A British warship has sailed through the Taiwan Strait - a move that angered China, which claims self-governing Taiwan as part of its territory.
China's military followed and warned the British warship that sailed across the waters the People's Liberation Army said on Monday, adding that Britain was engaging in behaviour that "harboured evil intentions".
"After a busy period working with partners and allies in the East China Sea, we are new en route through the Taiwan straight to visit Vietnam and the Vietnam People's Navy," the official account of the frigate HMS Richmond said on Twitter.
Warships from the US Navy navigate through the strait on roughly a monthly basis, drawing condemnation from China.
American allies have traditionally been more reluctant to pass through the strait but have been increasing their activity, and in the South China Sea - much of which China also claims at its waters - more generally.
In 2019, another Royal Navy ship, the HMS Enterprise, a survey vessel, navigated the strait.
A spokesperson for the Ministry of Defence said: "HMS Richmond is navigating the Taiwan Strait in accordance with international law to the next destination. Wherever the Royal Navy operate, they do so in full compliance with international laws and norms, and exercise their rights to freedom of navigation and overflight provided by the UN Convention on the Law of the Sea (UNCLOS). HMS Richmond is no exception."
Taiwan's defence minister Chiu Kun-cheng did not comment directly, according to Reuters.

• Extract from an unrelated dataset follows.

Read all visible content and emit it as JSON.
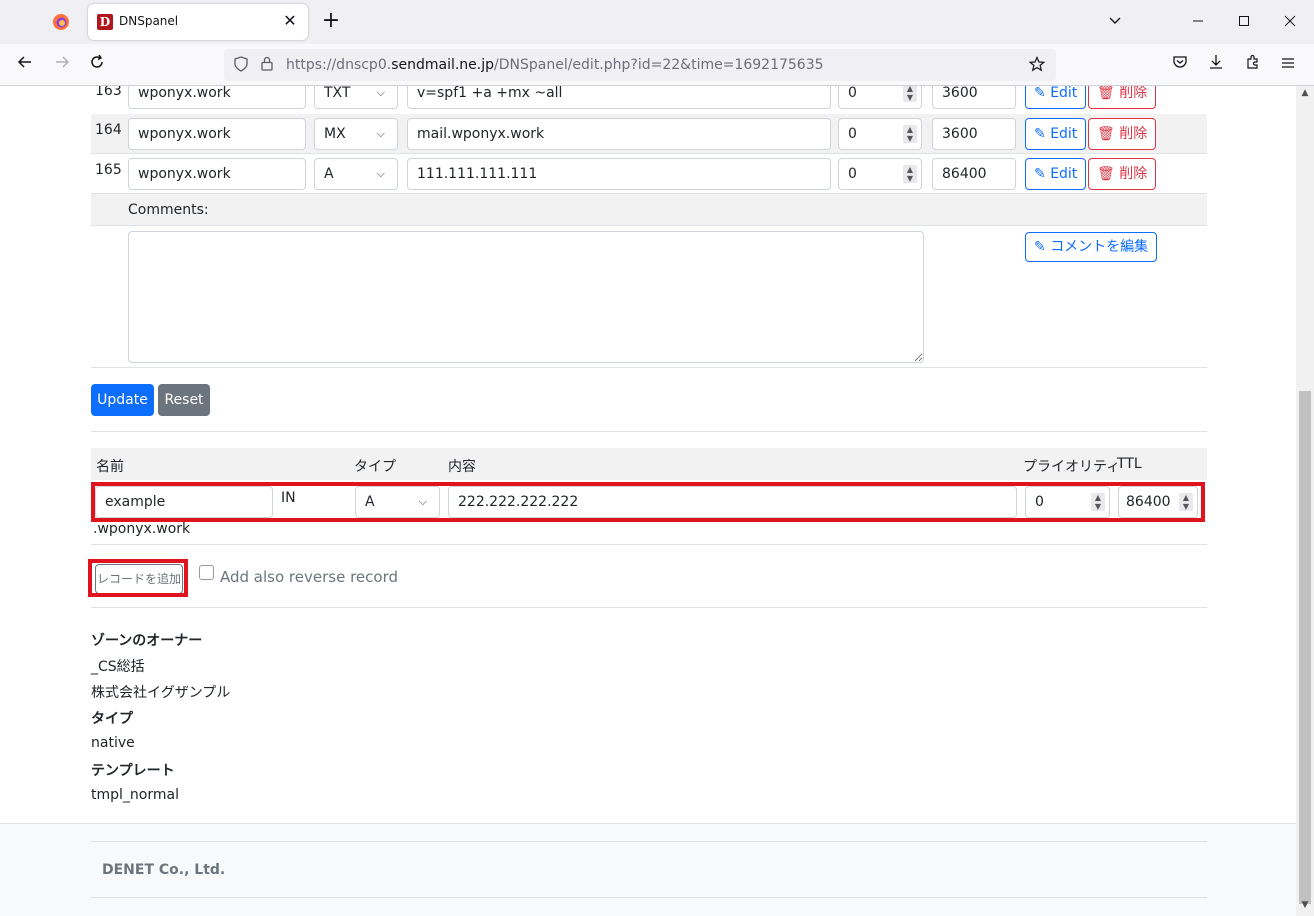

"When they pass through the Taiwan Strait our nation's military will have a grasp of the situation, but will not interfere," he said.
Chinese state media, People's Daily, wrote on Twitter: "PLA on Mon tracked and monitored a British frigate sailing through Taiwan Strait.
"With ill intentions, UK's move destroyed peace and stability in the area. China is on high alert and is ready to respond to all threats and provocations at any time: PLA Eastern Theater Command."
Earlier this year, Taiwan's foreign minister Joseph Wu told Sky News that Taiwan and the British government had not discussed military plans related to the strait, although he said the HMS Queen Elizabeth carrier strike group was welcome in the region.
In a joint statement in February, Japan and the UK "reaffirmed the importance of upholding freedom of navigation in the South China Sea and urged all parties to exercise self-restraint and refrain from all activities likely to raise tensions."
The Communist state has greatly increased its incursions into Taiwan's self-declared air defence identification zone (ADIZ), regularly dispatching bombers, fighters and other aircraft.
On June 15, 28 military airplanes flew into Taiwan's ADIZ - the highest number in a single day so far.
China has never discounted the use of force to ensure what it calls the "reunification" of Taiwan and China.
Taiwan has never been ruled by the Chinese Communist Party and has its own constitution, military and democratically-elected government.